I have a paper [PDF] in this week’s Science discussing the water vapor feedback. It is a Perspective, meaning that it is a summary of the existing literature rather than new scientific results. In it, my co-author Steve Sherwood and I discuss the mountain of evidence in support of a strong and positive water vapor feedback.

Interestingly, it seems that just about everybody now agrees water vapor provides a robustly strong and positive feedback. Roy Spencer even sent me email saying that he agrees.

What I want to focus on here is model verification. If you read the blogs, you’ll often see people say things like “the models are completely unvalidated.” What they mean is that no one has produced a 100-year climate run with a model, then waited a hundred years, and evaluated how the model did. There are many practical problems with doing this, but the biggest is that by the time you determine if your model was right or not, it would be too late to take any meaningful action to head off the problem.

Of course, we could compare the last 150 years of observations to climate model runs for that same period. This has been done, and the models do a pretty good job. But because the models are constructed with knowledge of the present climate, this is clearly a weaker test than one in which you do not know what the answer is in advance.

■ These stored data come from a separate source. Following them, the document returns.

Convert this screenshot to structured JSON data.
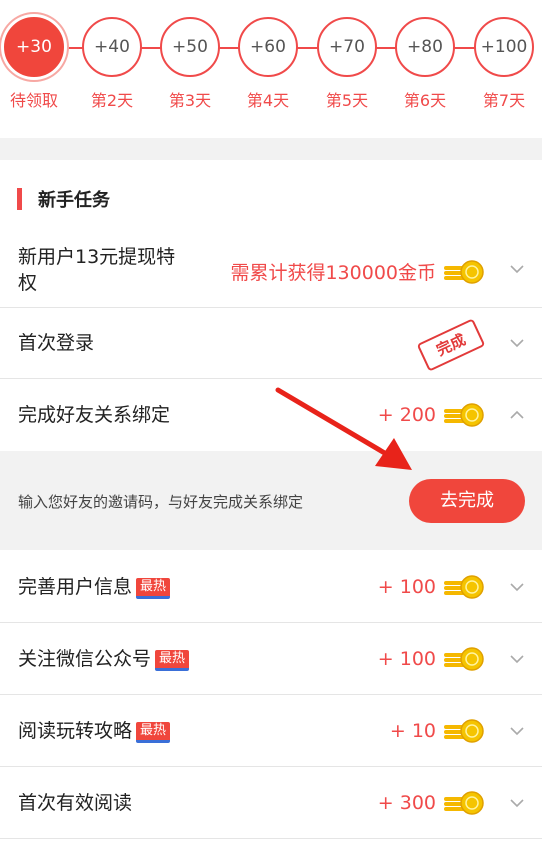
{
  "checkin": {
    "days": [
      {
        "points": "+30",
        "label": "待领取",
        "active": true
      },
      {
        "points": "+40",
        "label": "第2天"
      },
      {
        "points": "+50",
        "label": "第3天"
      },
      {
        "points": "+60",
        "label": "第4天"
      },
      {
        "points": "+70",
        "label": "第5天"
      },
      {
        "points": "+80",
        "label": "第6天"
      },
      {
        "points": "+100",
        "label": "第7天"
      }
    ]
  },
  "section": {
    "title": "新手任务"
  },
  "tasks": [
    {
      "title_line1": "新用户13元提现特",
      "title_line2": "权",
      "reward": "需累计获得130000金币",
      "icon": "coin-stack-icon",
      "chevron": "down"
    },
    {
      "title": "首次登录",
      "stamp": "完成",
      "chevron": "down"
    },
    {
      "title": "完成好友关系绑定",
      "reward": "+ 200",
      "icon": "coin-stack-icon",
      "chevron": "up"
    },
    {
      "title": "完善用户信息",
      "badge": "最热",
      "reward": "+ 100",
      "icon": "coin-stack-icon",
      "chevron": "down"
    },
    {
      "title": "关注微信公众号",
      "badge": "最热",
      "reward": "+ 100",
      "icon": "coin-stack-icon",
      "chevron": "down"
    },
    {
      "title": "阅读玩转攻略",
      "badge": "最热",
      "reward": "+ 10",
      "icon": "coin-stack-icon",
      "chevron": "down"
    },
    {
      "title": "首次有效阅读",
      "reward": "+ 300",
      "icon": "coin-stack-icon",
      "chevron": "down"
    }
  ],
  "detail": {
    "text": "输入您好友的邀请码，与好友完成关系绑定",
    "button_label": "去完成"
  },
  "colors": {
    "accent": "#f0463c",
    "coin": "#f5b800",
    "badge_underline": "#3a6fd8",
    "background_gray": "#f2f2f2"
  }
}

What about comparing the climate models with shorter temperature records? Like 10 or 15 years? This will not work. In order for the models to correctly simulate short timescales like this, the models have to be initialized with the atmosphere’s present state. This is not done, so short-term fluctuations in the model and in the atmosphere may be completely uncorrelated, and over short times the temperature record may diverge significantly.

So how do we get a sense of the reliability of climate models? The approach taken by the scientific community is really the only one available: analyze and validate the individual processes in the climate models. Thus, the focus of my work has been to study the water vapor feedback and validate its incorporation into climate models. What we have found is that the models appear to be doing a pretty good job at getting this key parameter correct.

If you can validate enough processes of the model (water vapor, clouds, ice, oceans, etc.) then you generate confidence that your model is probably making predictions that are at least in the ballpark. In addition, it gives you a good feeling of where the weak points in the model all are. For example, this type of analysis has demonstrated that most of the uncertainty in the model predictions arises due to clouds.

And having identified the most uncertain processes in the model, you can use other physical constraints to bound their magnitude. For example, a strong argument can be made that the cloud feedback is unlikely to be large and negative.

Once you have a good handle on the individual processes that are operating in the climate, then you can actually estimate future warming without a climate model.

Thus, saying that climate models are “unvalidated” sells them short. They may not have been validated in all the ways we would like to validate them, but scientists have indeed spent a lot of time studying and validating the individual physical processes within the models. The result of this is that we can have a reasonably high confidence that we will get a few degrees of warming by the end of the century if emissions are not reduced.